W związku z czym pozwolę sobie nawiązać do znanej niegdyś reklamy pewnego napoju owocowego, zachęcającej do zakupu hasłem: „No to Frugo!”. Jako że exodus z Nowoczesnej może teraz przebiegać pod energetyzującym hasłem: No to Furgo!
* * *
Tomasz Sakiewicz, redaktor naczelny „Gazety Polskiej” i „Gazety Polskiej Codziennie”, od jakiegoś czasu działa w Fundacji Niezależne Media. I właśnie ta fundacja, niemająca nic wspólnego z ekologią, za to wiele z „Gazetą Polską” otrzyma od państwa sześć milionów złotych na portal ekologiczny, propagujący w narodzie wycinkę Puszczy Białowieskiej.
Abstrahując od faktu, iż taka kwota na portal jest co najmniej intrygująca, nie sposób się nie zadumać nad innym faktem. Otóż pieniądze te pochodzą z przekazanych państwu funduszy unijnych. A Sakiewicz znany jest ze swoich głębokich uczuć do UE. Był np. uprzejmy wyrazić się o niej, że Unia to „alfons i diler”.

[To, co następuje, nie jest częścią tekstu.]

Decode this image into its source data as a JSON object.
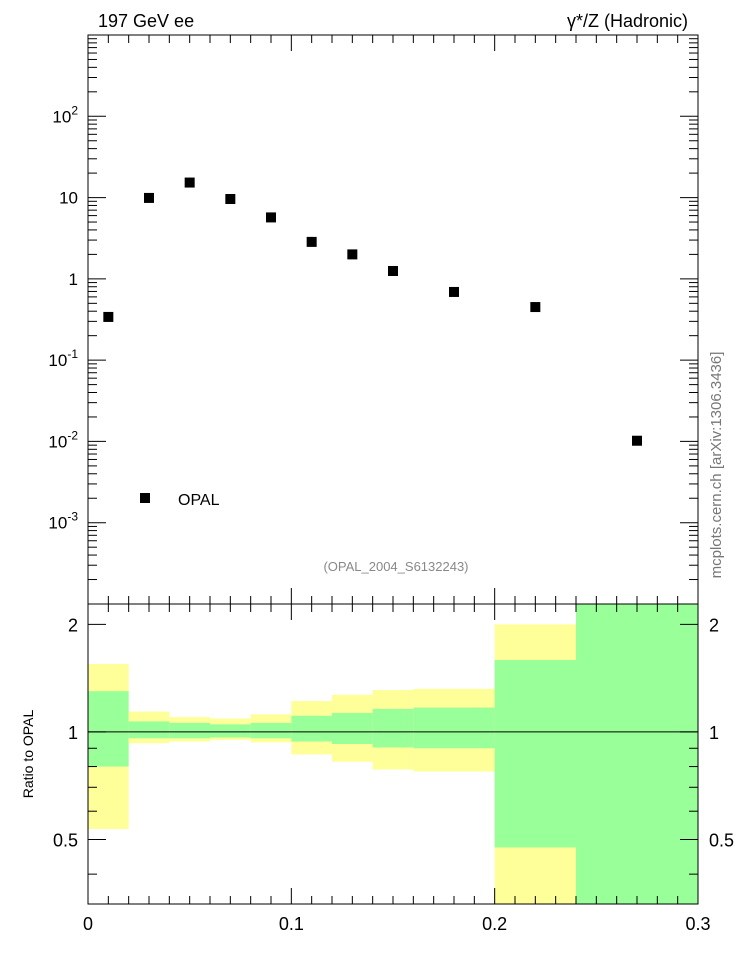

Hmm. Trudno w tych okolicznościach określić rodzaj relacji między UE a Sakiewiczem. Zwłaszcza że szef „GPC” wyraził się trochę nieprecyzyjnie i mocno przez to niezręcznie. Bo wiemy przecież, na kim zarabia alfons, i na kim wzbogaca się diler. Tak że redaktor Sakiewicz stając w obronie wykorzystywanych przez UE państw (w tym Polski) sugeruje zdaje się, iż prowadzą się one – w tym Polska – niezbyt porządnie.
* * *
Przy okazji pojawia się pytanie nie mniej kłopotliwe do samego redaktora Sakiewicza. Brzmi zaś ono tak: No dobrze, a jeśli ktoś bierze pieniądze od alfonsa (lub dilera), to kim ten ktoś jest?
* * *
Jest jednak i coś, co trochę red. Sakiewicza usprawiedliwia. To znaczy daje podstawę do traktowania go jako doświadczonego i zaangażowanego ekologa. Otóż jakiś czas temu był współautorem książki „Flaki nietoperza”.
No chyba że była to książka kucharska.
Artur Daniel Liskowacki
Artur D. Liskowacki. Pisarz, publicysta "Kuriera Szczecińskiego".